D’autant plus ce samedi 24 janvier avec le retour dans sa ville de "Tonton Christophe" (dixit son jeune neveu derrière moi). Le caennais Christophe "LeLoil" Loilier est devenu marseillais depuis le début des années 2000 et son retour au pays est l’occasion de réunir famille et amis... qui ne représentent somme toute qu’une toute petite proportion d’un public toujours aussi curieux.
17h00 : Michel Dubourg est visiblement heureux d’annoncer l’arrivée du quartet et de retrouver le cadre familier des foyers. C’est parti ! Il n’y aura que trois concerts dans la série 2015, mais il y a comme un air de rentrée retardée.
Musique !
Je l’avoue, après la secousse provoquée par ECHOES, le disque du sextet de Christophe Leloil paru en 2009 (AJMI series - lire la chronique ici), j’avais eu un peu plus de mal à suivre le cheminement interurbain que propose le trompettiste dans Line 4, son disque inspiré par des déplacements en métro dans différentes métropoles mondiales (Label Durance - lire ici). Le format du quartet autour du Fender Rhodes, l’esprit plus urbain ne faisaient pas vraiment écho chez moi malgré les qualités indiscutables des interprètes.
Une fois de plus, le concert offre la clé pour ouvrir la porte qui vient éclairer la musique. Le slogan "sudiste" de l’AJMI (Avignon) prend alors tout son sens : "le meilleur moyen d’écouter du jazz, c’est d’en voir !".
Il fallait donc comprendre le choix croisé de deux axes : nord-sud ou marseillais-"parisiens", base de la géographie de ce quartet.
Éric Surmanian, contrebassiste à la technique imparable est aussi imperturbable qu’un pêcheur marseillais à l’affût près du petit port du Vallon des Auffes ! Il ne quitte guère des yeux le trompettiste mais garde une oreille attentive pour la partie de ping-pong musical à laquelle se livrent Carine Bonnefoy (extrême concentration... mais trop rare pianiste qui achève une thèse !) et André Charlier, batteur au jeu ici très libre et inventif. Ils jonglent sur la trame rythmique et harmonique d’une musique toujours en mouvement.

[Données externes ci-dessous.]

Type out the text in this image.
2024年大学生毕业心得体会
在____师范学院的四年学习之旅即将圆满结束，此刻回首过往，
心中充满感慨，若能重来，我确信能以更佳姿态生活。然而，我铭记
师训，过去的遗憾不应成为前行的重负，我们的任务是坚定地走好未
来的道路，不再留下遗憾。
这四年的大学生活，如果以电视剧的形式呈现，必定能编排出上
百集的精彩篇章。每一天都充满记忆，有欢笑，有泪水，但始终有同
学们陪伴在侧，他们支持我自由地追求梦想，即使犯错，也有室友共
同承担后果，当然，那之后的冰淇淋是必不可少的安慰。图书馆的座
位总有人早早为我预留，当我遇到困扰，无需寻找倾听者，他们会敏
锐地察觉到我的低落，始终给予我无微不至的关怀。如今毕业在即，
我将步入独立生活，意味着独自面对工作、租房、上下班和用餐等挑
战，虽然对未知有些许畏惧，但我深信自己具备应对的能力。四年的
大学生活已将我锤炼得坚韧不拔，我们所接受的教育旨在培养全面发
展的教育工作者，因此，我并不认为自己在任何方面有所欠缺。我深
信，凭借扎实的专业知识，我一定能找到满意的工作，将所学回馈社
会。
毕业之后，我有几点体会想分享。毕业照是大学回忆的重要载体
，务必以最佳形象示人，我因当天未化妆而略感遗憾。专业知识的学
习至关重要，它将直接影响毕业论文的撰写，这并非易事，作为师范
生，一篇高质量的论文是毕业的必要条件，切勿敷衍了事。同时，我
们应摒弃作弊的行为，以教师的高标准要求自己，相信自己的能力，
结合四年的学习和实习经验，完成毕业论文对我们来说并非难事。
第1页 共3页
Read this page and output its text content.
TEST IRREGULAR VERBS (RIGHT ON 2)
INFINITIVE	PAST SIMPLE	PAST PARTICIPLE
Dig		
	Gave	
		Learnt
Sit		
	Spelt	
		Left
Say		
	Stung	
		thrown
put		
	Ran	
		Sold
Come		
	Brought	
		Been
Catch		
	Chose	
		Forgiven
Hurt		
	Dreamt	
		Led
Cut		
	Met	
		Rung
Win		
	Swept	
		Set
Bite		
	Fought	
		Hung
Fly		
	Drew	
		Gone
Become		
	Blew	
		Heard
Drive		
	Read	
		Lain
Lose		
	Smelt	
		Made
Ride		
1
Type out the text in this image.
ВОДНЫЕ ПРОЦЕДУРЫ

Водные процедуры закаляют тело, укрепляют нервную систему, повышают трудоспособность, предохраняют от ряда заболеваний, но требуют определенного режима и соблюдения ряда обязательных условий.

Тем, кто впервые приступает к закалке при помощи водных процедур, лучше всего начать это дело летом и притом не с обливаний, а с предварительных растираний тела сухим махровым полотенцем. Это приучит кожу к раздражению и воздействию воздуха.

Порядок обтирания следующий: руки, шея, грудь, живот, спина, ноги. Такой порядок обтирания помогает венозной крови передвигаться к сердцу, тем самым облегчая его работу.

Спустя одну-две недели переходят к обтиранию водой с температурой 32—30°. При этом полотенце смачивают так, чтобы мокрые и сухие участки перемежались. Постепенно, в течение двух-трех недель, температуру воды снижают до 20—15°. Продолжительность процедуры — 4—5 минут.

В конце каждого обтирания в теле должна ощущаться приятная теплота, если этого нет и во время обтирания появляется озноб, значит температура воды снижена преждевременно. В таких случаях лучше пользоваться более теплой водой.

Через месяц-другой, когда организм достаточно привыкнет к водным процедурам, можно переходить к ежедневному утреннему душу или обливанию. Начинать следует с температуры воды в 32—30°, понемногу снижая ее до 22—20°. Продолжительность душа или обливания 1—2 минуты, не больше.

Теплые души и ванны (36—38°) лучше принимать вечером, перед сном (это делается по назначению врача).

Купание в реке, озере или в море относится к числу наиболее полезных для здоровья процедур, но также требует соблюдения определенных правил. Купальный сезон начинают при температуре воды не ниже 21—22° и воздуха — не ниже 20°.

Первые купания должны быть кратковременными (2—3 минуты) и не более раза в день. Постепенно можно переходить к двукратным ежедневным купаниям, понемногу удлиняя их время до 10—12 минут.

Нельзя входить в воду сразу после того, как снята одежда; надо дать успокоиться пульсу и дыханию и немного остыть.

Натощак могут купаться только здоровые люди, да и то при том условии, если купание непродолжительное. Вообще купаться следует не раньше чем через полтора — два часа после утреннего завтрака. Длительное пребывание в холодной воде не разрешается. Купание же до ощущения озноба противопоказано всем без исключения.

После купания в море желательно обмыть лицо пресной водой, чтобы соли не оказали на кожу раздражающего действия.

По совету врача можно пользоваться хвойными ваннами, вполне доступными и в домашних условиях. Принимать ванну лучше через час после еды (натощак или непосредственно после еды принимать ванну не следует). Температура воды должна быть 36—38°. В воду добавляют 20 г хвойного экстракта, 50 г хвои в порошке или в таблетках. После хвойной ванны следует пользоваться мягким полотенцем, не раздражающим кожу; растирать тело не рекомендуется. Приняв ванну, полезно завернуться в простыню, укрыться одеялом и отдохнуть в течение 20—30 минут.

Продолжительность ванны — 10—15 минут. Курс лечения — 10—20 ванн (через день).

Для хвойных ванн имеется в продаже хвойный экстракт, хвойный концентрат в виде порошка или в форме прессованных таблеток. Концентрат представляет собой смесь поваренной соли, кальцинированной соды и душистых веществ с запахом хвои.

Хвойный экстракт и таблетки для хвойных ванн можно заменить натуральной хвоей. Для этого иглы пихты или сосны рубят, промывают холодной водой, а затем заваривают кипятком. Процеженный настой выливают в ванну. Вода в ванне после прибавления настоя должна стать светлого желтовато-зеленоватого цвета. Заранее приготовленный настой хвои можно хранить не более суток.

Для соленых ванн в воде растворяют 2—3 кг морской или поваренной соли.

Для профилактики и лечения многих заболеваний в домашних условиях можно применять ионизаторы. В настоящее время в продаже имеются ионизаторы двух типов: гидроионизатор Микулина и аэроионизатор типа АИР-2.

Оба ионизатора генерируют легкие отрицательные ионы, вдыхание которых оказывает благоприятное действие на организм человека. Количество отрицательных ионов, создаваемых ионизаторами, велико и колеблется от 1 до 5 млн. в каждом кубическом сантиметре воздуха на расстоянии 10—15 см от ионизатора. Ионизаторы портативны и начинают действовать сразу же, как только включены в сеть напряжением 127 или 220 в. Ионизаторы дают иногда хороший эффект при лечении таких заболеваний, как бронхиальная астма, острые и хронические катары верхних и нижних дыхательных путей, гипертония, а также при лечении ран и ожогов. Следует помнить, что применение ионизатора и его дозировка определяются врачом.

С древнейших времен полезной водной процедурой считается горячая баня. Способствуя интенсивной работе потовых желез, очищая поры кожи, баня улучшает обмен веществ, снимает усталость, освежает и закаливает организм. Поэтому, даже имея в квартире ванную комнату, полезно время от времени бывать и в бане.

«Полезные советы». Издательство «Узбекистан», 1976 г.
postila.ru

De ville en ville, de Moscou à Londres, de Barcelone à New-York, le concert se déroule comme un voyage. Eu guide talentueux et inventif, Christophe LeLoil nous emmène par des chemins détournés où l’on croise les silhouettes de quelques grands du jazz (Booker Little, étoile filante de la trompette qu’il vénère, ou l’incontournable Duke Ellington pour une interprétation d’Azure qu’il dédie à la cité phocéenne...).
Le concert permet aussi de mieux comprendre la subtilité de compositions qui reposent sur les bases du jazz mais savent s’affranchir de cadres trop rigides par des partis-pris et des contraintes qui donnent d’autant plus de piquant au jeu collectif. Ainsi, le choix du Fender Rhodes qui vient contraster avec la sonorité boisée de la contrebasse qui prend plus de profondeur encore dans le jeu à l’archet où excelle Eric Surmenian.
Christophe LeLoil, normand bavard aime "blaguer" avec le public (comme on dit en Provence) mais dès lors qu’il reprend sa trompette, il sait aller à l’essentiel. Sa sonorité franche et assurée, son phrasé sans fioritures inutiles, son sens de l’écoute et son plaisir de partager sa musique avec son équipe de musiciens pour le public sont autant de qualités qui contribuent à la réussite du concert.
Rappel, moments d’échanges avec les amis et spectateurs ensuite, retrouvailles avec les copains musiciens concluaient ce moment de musique qui aura marqué de belle manière la reprise de la série "Jazz dans les Foyers"
21h00 : Après le concert, l’écoute du disque s’impose à nouveau : tout est désormais plus limpide et on redécouvre avec un plaisir neuf les pièces qui n’ont pas été jouées en concert. N’hésitez donc pas à suivre cette Line 4. Christophe LeLoil vous emmène dans un parcours imaginaire sans tape-à-l’œil à travers sa musique voyageuse toute en profondeur. Un très bel hommage à l’histoire de la trompette dans le jazz qui sait contourner l’influence de Miles Davis souvent trop prégnante aujourd’hui encore dans le jazz.